The conference topic …

Mathematical Knowledge Management is an innovative field in the intersection of mathematics and computer science. Its development is driven on the one hand by the new technological possibilities which computer science, the internet, and intelligent knowledge processing offer, and on the other hand by the need for new techniques for managing the rapidly growing volume of mathematical knowledge.

The conference is concerned with all aspects of mathematical knowledge management. A (non-exclusive) list of important areas of current interest includes:

- Representation of mathematical knowledge
- Repositories of formalized mathematics
- Diagrammatic representations
- Mathematical search and retrieval
- Deduction systems
Mathassistants, tutoring and assessment systems- Mathematical OCR
- Inference of semantics for semi-formalized mathematics
- Digital libraries
- Authoring languages and tools
- MathML, OpenMath, and other mathematical content standards
- Web presentation of mathematics
- Data mining, discovery, theory exploration
- Computer Algebra Systems
- Collaboration tools for mathematics
What has molecular informatics to do with this?

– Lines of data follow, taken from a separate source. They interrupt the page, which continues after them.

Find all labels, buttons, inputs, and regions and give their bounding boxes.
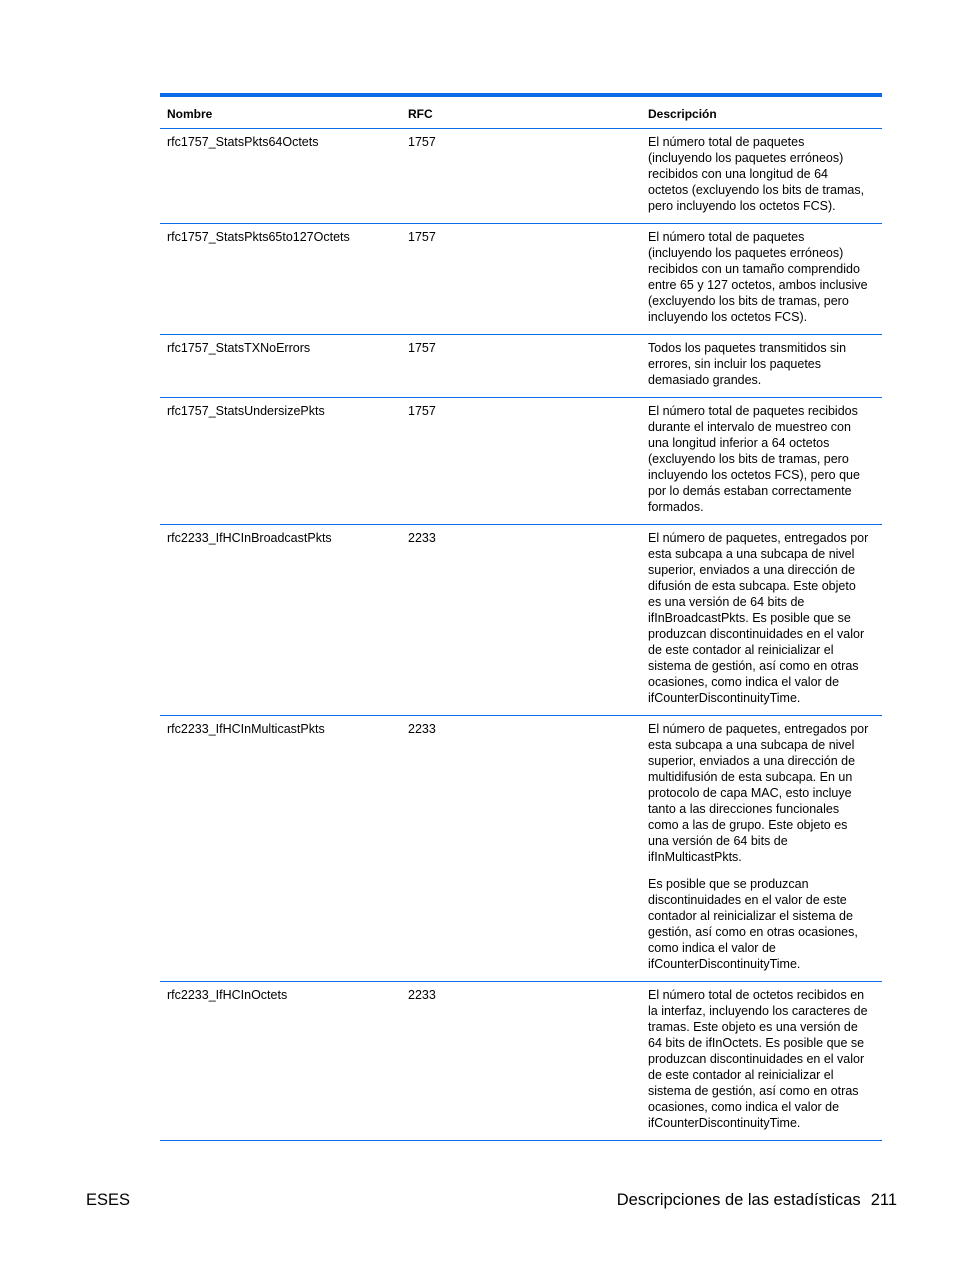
row-rfc: 1757: [408, 135, 436, 149]
table-row: [160, 129, 882, 224]
table-row: [160, 525, 882, 716]
description-paragraph: El número total de octetos recibidos en la interfaz, incluyendo los caracteres de tramas. Este objeto es una versión de 64 bits de ifInOctets. Es posible que se produzcan discontinuidades en el valor de este contador al reinicializar el sistema de gestión, así como en otras ocasiones, como indica el valor de ifCounterDiscontinuityTime.: [648, 988, 868, 1130]
description-paragraph: El número total de paquetes (incluyendo los paquetes erróneos) recibidos con un tamaño comprendido entre 65 y 127 octetos, ambos inclusive (excluyendo los bits de tramas, pero incluyendo los octetos FCS).: [648, 230, 868, 324]
row-rfc: 1757: [408, 341, 436, 355]
description-paragraph: El número total de paquetes recibidos durante el intervalo de muestreo con una longitud inferior a 64 octetos (excluyendo los bits de tramas, pero incluyendo los octetos FCS), pero que por lo demás estaban correctamente formados.: [648, 404, 860, 514]
description-paragraph: Es posible que se produzcan discontinuidades en el valor de este contador al reinicializar el sistema de gestión, así como en otras ocasiones, como indica el valor de ifCounterDiscontinuityTime.: [648, 877, 858, 971]
row-description: [641, 530, 882, 706]
row-name: rfc1757_StatsTXNoErrors: [167, 341, 311, 355]
footer-language-code: ESES: [86, 1191, 131, 1209]
row-description: [641, 403, 882, 515]
footer-page-info: [617, 1191, 897, 1210]
row-name: rfc2233_IfHCInOctets: [167, 988, 288, 1002]
row-rfc: 2233: [408, 531, 436, 545]
table-row: [160, 335, 882, 398]
row-rfc: 1757: [408, 404, 436, 418]
page-number: 211: [870, 1191, 897, 1209]
row-name: rfc1757_StatsPkts65to127Octets: [167, 230, 350, 244]
header-descripcion: Descripción: [648, 106, 717, 121]
row-name: rfc1757_StatsPkts64Octets: [167, 135, 319, 149]
table-row: [160, 224, 882, 335]
row-rfc: 1757: [408, 230, 436, 244]
description-paragraph: Todos los paquetes transmitidos sin errores, sin incluir los paquetes demasiado grandes.: [648, 341, 847, 387]
statistics-table: [160, 93, 882, 1141]
row-name: rfc2233_IfHCInBroadcastPkts: [167, 531, 332, 545]
footer-section-title: Descripciones de las estadísticas: [616, 1191, 861, 1209]
row-rfc: 2233: [408, 722, 436, 736]
table-row: [160, 982, 882, 1141]
header-rfc: RFC: [408, 106, 433, 121]
row-description: [641, 987, 882, 1131]
description-paragraph: El número total de paquetes (incluyendo los paquetes erróneos) recibidos con una longitud de 64 octetos (excluyendo los bits de tramas, pero incluyendo los octetos FCS).: [648, 135, 865, 213]
description-paragraph: El número de paquetes, entregados por esta subcapa a una subcapa de nivel superior, enviados a una dirección de difusión de esta subcapa. Este objeto es una versión de 64 bits de ifInBroadcastPkts. Es posible que se produzcan discontinuidades en el valor de este contador al reinicializar el sistema de gestión, así como en otras ocasiones, como indica el valor de ifCounterDiscontinuityTime.: [648, 531, 869, 705]
table-row: [160, 398, 882, 525]
table-row: [160, 716, 882, 982]
row-name: rfc1757_StatsUndersizePkts: [167, 404, 325, 418]
table-body: [160, 129, 882, 1141]
row-rfc: 2233: [408, 988, 436, 1002]
row-description: [641, 134, 882, 214]
row-description: [641, 229, 882, 325]
row-description: [641, 340, 882, 388]
table-header: [160, 97, 882, 129]
header-nombre: Nombre: [167, 106, 213, 121]
description-paragraph: El número de paquetes, entregados por esta subcapa a una subcapa de nivel superior, enviados a una dirección de multidifusión de esta subcapa. En un protocolo de capa MAC, esto incluye tanto a las direcciones funcionales como a las de grupo. Este objeto es una versión de 64 bits de ifInMulticastPkts.: [648, 722, 869, 864]
row-description: [641, 721, 882, 972]
row-name: rfc2233_IfHCInMulticastPkts: [167, 722, 325, 736]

More than it appears. Chemistry overlaps considerably with chemistry and here formal systems are important. It should be possible to explore the formal representation of thermodynamics or material properties in semantic form (though I may find that my use of “semantics” is imprecise or even “wrong”). Repositories are an obviously exciting area – can we find mathematical objects either by form or by metadata? OCR is important for all content-rich disciplines – see below. Inference and semantics are becoming increasingly important in the emerging web. And so I tick about half the topics above – not in mathematical detail, of course, but in the general approach to the problems.

As an example, what objects contain enough structure and canonicalized content that they act as their own discovery metadata? Most objects need a human or a lookup-table to add the metadata for their web discovery. For example you need to know the names of humans – you cannot work these out by looking at them. But in chemistry we can describe a molecule by its InChI – a canonical representation of the connection table (which is not easily human-interpretable). This is both its content and its discovery metadata. You can search Google for molecules though InChIs will find instances of molecules on the web. I wondered what other objects could be identified just by their textual content. Perhaps a poem (although it won’t tell you who wrote it). I started typing lists of numbers into Google and suddenly found I was getting hits on Neil Sloane’s Encyclopedia.

In this a sequence can be identified by its content – search Google for “1,3,6,10,15” and you get A000217 in The On-Line Encyclopedia of Integer Sequences. I had a chat with a well known computer scientists ex-mathematician at WWW2007 and he bet that I couldn’t tell me the next term in a sequence within 5 minutes. I bet him the drinks that I could. So as we had wireless in the bar I searched Google and immediately found the answer – he was astounded – and bought the drinks.

So many of the problems are generic between domains. Searching for MKM2007 I found this paper on how to extract mathematics from PDF (Retro-enhancement of Recent Mathematical Literature). It’s better than recreating cows from hamburgers as they have some access to source – but there are similarities to what we are trying to recover from PDF.

I shall use the tag mkm2007 for this and subsequent posts (in which I’ll explore things like the different between top-down and bottom up management systems.) No one has yet used it but maybe someone will find it – let’s see.